Top Indian and American trade officials said on Thursday that they would push for successful conclusion of world trade talks, despite disagreement over how to accomplish that goal and the short time left to do the job.

"We are approaching a critical stage in the Doha round of world trade negotiations," US trade representative Susan Schwab told the US-India Business Council. "While India and the United States may have some differences over how we get to the agreement (in the talks), it is something that we agree on."

Schwab addressed the group after hosting Indian Commerce and Industry Minister Kamal Nath for the third meeting of US-India Trade Policy Forum, which has set a goal of doubling bilateral trade to about $50 billion by 2008.

A driving force behind that goal is an agreement to sell US nuclear reactors and fuel to India, which still must be approved by the US Congress. However, the two countries pledged to cooperate on other bilateral trade and investment issues ranging from agriculture to protection of intellectual property rights.

India and the United States, along with the European Union and Brazil, have been the leading players in the Doha round of world trade talks, which could die unless countries reach agreement soon on key agricultural and manufacturing issues.

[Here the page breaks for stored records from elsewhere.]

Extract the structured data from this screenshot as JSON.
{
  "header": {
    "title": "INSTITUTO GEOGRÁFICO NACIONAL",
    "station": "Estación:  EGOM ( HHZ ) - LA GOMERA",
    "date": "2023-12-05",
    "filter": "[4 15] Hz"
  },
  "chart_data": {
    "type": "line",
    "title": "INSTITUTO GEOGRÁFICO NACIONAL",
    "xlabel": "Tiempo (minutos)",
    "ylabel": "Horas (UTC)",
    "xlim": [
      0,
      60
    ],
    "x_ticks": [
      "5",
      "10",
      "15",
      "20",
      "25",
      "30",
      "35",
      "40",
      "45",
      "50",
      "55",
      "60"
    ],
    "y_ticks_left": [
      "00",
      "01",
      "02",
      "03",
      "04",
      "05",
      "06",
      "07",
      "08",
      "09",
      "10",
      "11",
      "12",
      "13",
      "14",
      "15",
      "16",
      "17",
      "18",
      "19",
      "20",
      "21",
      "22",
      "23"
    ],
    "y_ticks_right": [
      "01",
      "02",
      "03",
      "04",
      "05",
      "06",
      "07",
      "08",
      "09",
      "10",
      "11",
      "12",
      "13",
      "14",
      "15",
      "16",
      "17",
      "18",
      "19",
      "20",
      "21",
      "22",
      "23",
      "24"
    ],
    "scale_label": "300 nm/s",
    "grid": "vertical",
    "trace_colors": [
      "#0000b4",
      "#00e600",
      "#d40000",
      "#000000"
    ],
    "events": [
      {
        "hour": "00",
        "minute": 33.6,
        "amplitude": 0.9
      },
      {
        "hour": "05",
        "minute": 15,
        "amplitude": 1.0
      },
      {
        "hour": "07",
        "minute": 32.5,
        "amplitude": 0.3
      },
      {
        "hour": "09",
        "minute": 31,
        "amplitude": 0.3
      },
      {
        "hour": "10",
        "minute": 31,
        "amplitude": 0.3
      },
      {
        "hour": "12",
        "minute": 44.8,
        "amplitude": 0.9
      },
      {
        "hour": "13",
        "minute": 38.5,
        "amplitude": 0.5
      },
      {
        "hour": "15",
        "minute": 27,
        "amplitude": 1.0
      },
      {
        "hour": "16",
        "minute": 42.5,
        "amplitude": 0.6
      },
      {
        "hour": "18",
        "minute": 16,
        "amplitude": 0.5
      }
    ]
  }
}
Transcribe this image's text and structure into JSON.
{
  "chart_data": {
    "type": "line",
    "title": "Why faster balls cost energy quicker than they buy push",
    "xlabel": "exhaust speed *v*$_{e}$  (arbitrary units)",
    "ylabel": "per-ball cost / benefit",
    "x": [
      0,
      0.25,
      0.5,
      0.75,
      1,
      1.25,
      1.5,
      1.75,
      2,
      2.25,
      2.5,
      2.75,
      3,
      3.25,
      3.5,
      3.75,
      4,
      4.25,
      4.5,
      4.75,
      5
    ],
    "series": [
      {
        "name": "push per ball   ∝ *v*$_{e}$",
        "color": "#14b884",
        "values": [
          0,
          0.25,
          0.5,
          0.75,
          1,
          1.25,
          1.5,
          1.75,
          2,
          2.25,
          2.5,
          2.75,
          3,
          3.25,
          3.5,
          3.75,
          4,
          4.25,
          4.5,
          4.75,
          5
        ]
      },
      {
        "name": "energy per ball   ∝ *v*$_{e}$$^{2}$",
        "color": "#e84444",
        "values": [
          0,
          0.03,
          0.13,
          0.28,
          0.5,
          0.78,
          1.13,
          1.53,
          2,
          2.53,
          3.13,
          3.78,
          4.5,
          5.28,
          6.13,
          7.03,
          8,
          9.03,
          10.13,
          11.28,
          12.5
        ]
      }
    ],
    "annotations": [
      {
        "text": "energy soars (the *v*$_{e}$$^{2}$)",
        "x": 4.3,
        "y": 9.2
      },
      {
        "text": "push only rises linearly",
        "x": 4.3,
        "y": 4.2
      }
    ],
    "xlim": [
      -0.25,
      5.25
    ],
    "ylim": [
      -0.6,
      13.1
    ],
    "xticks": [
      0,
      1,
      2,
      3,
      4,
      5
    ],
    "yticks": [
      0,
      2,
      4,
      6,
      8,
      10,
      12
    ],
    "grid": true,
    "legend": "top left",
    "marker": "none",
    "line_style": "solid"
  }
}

Schwab blamed the dire state of the talks on other countries, who she said have failed to respond adequately to a "very, very bold" US offer in October to cut agricultural tariffs and trade-distorting farm subsidies.

"We were waiting and have been waiting and waiting and waiting for others -- including the European Union and the G20 (group of developing countries led by India and Brazil) -- to meet and match our level of openness," Schwab said.

Brussels has responded to demands for deeper cuts in EU tariffs with a call for the United States to make more substantial cuts in its domestic farm subsidies.

Nath said it was important that the United States and the EU resolve their differences.

"Of course, it's very important for the two major players to converge because that sets a benchmark," Nath told reporters. "I'm hopeful that as much as India wants a conclusion of the round (and) the United States wants it, the EU wants it too."